Rishi Sunak has just finished a press conference on his flagship legislation to curb illegal crossings in the Channel. The Prime Minister said the legislation would enable him to ‘keep my promise’ to the public to stop the boats and that it would ‘break the business model of the people smugglers’. He said ‘this is tough, but it is necessary and it is fair’.
Sunak set ‘stop the boats’ as one of his five priorities at the start of this year, and they are emblazoned across every press release from Downing Street. This evening, that pledge was also on his lectern in the No. 10 briefing room. He insisted that he was confident that he could deliver on this promise in time for the next election, otherwise he wouldn’t have made it a priority. He must be very confident. Unlike some of the other priorities, it is genuinely very difficult to guarantee that you can ‘stop the boats’, or indeed to ‘take back control’ of immigration when you have such a big asylum processing backlog.
Sunak did try to underline some of the qualities he is proudest of, saying he had been thinking very hard about how to make this work. It is slightly ridiculous to suggest that this is unusual in government policymaking, but it is currently, and was also a riposte to the many Tory MPs who have been nagging the Prime Minister to get the boats policy out of his intray, where they felt it was languishing for too long while he considered the detail. Many of the same Tory MPs also suspect that Sunak doesn’t really have the stomach to withdraw Britain from the European Convention on Human Rights. Ministers have tried to address that with the face of the bill statement today in which Braverman said she was ‘unable to make a statement that, in my view, the provisions of the Illegal Migration Bill are compatible with the Convention rights, but the Government nevertheless wishes the House to proceed with the Bill’. At this evening’s press conference, the Prime Minister didn’t really answer the question of whether he would actually push the matter, saying ‘we don’t believe it is necessary to leave the ECHR’.

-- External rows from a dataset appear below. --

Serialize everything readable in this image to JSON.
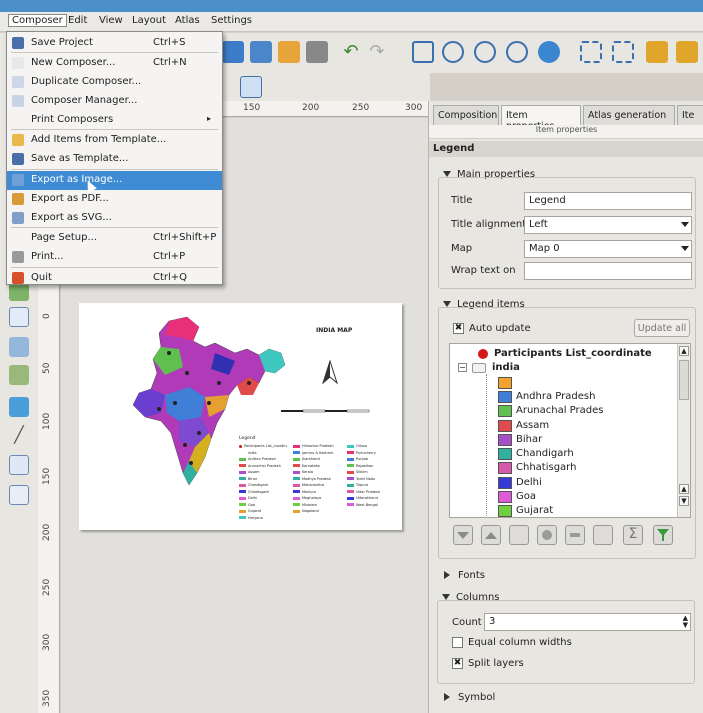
{
  "menubar": {
    "items": [
      "Composer",
      "Edit",
      "View",
      "Layout",
      "Atlas",
      "Settings"
    ]
  },
  "composer_menu": {
    "items": [
      {
        "label": "Save Project",
        "shortcut": "Ctrl+S",
        "icon": "save-icon"
      },
      {
        "label": "New Composer...",
        "shortcut": "Ctrl+N",
        "icon": "new-composer-icon"
      },
      {
        "label": "Duplicate Composer...",
        "shortcut": "",
        "icon": "duplicate-icon"
      },
      {
        "label": "Composer Manager...",
        "shortcut": "",
        "icon": "composer-manager-icon"
      },
      {
        "label": "Print Composers",
        "shortcut": "",
        "icon": "",
        "submenu_arrow": "▸"
      },
      {
        "label": "Add Items from Template...",
        "shortcut": "",
        "icon": "folder-icon"
      },
      {
        "label": "Save as Template...",
        "shortcut": "",
        "icon": "save-template-icon"
      },
      {
        "label": "Export as Image...",
        "shortcut": "",
        "icon": "export-image-icon",
        "highlighted": true
      },
      {
        "label": "Export as PDF...",
        "shortcut": "",
        "icon": "export-pdf-icon"
      },
      {
        "label": "Export as SVG...",
        "shortcut": "",
        "icon": "export-svg-icon"
      },
      {
        "label": "Page Setup...",
        "shortcut": "Ctrl+Shift+P",
        "icon": ""
      },
      {
        "label": "Print...",
        "shortcut": "Ctrl+P",
        "icon": "print-icon"
      },
      {
        "label": "Quit",
        "shortcut": "Ctrl+Q",
        "icon": "quit-icon"
      }
    ]
  },
  "ruler": {
    "h_ticks": [
      "150",
      "200",
      "250",
      "300"
    ],
    "v_ticks": [
      "0",
      "50",
      "100",
      "150",
      "200",
      "250",
      "300",
      "350"
    ]
  },
  "map_page": {
    "title": "INDIA MAP",
    "legend_heading": "Legend",
    "legend_entries": [
      "Participants List_coordinate",
      "india",
      "Andhra Pradesh",
      "Arunachal Pradesh",
      "Assam",
      "Bihar",
      "Chandigarh",
      "Chhatisgarh",
      "Delhi",
      "Goa",
      "Gujarat",
      "Haryana",
      "Himachal Pradesh",
      "Jammu & Kashmir",
      "Jharkhand",
      "Karnataka",
      "Kerala",
      "Madhya Pradesh",
      "Maharashtra",
      "Manipur",
      "Meghalaya",
      "Mizoram",
      "Nagaland",
      "Orissa",
      "Puducherry",
      "Punjab",
      "Rajasthan",
      "Sikkim",
      "Tamil Nadu",
      "Tripura",
      "Uttar Pradesh",
      "Uttarakhand",
      "West Bengal"
    ]
  },
  "right_panel": {
    "tabs": [
      "Composition",
      "Item properties",
      "Atlas generation",
      "Ite"
    ],
    "subheader": "Item properties",
    "section": "Legend",
    "main_properties": {
      "heading": "Main properties",
      "title_label": "Title",
      "title_value": "Legend",
      "title_alignment_label": "Title alignment",
      "title_alignment_value": "Left",
      "map_label": "Map",
      "map_value": "Map 0",
      "wrap_label": "Wrap text on",
      "wrap_value": ""
    },
    "legend_items": {
      "heading": "Legend items",
      "auto_update_label": "Auto update",
      "update_all_label": "Update all",
      "tree": [
        {
          "label": "Participants List_coordinate",
          "bold": true
        },
        {
          "label": "india",
          "bold": true
        },
        {
          "label": "",
          "color": "#f4a22c"
        },
        {
          "label": "Andhra Pradesh",
          "color": "#3f7fd8"
        },
        {
          "label": "Arunachal Prades",
          "color": "#5fbf4f"
        },
        {
          "label": "Assam",
          "color": "#e14a4a"
        },
        {
          "label": "Bihar",
          "color": "#a54fc8"
        },
        {
          "label": "Chandigarh",
          "color": "#2fb0a0"
        },
        {
          "label": "Chhatisgarh",
          "color": "#d65aa8"
        },
        {
          "label": "Delhi",
          "color": "#3838d8"
        },
        {
          "label": "Goa",
          "color": "#e05ad8"
        },
        {
          "label": "Gujarat",
          "color": "#6fcf3f"
        }
      ]
    },
    "fonts_heading": "Fonts",
    "columns": {
      "heading": "Columns",
      "count_label": "Count",
      "count_value": "3",
      "equal_widths_label": "Equal column widths",
      "split_layers_label": "Split layers"
    },
    "symbol_heading": "Symbol"
  }
}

You can see, though, how the facts might change come the next election. Sunak did tell Tory MPs at last week’s away day that he didn’t want them to make excuses to their constituents about the government failing to deliver on its priorities: the only thing to do was to deliver. But it is plausible that the next election will feature the Conservatives saying they haven’t actually been able to deliver on their boats pledge, and therefore need to withdraw from the ECHR. And that really will be a dividing line with Labour, rather than today’s debates about the workability of the proposals.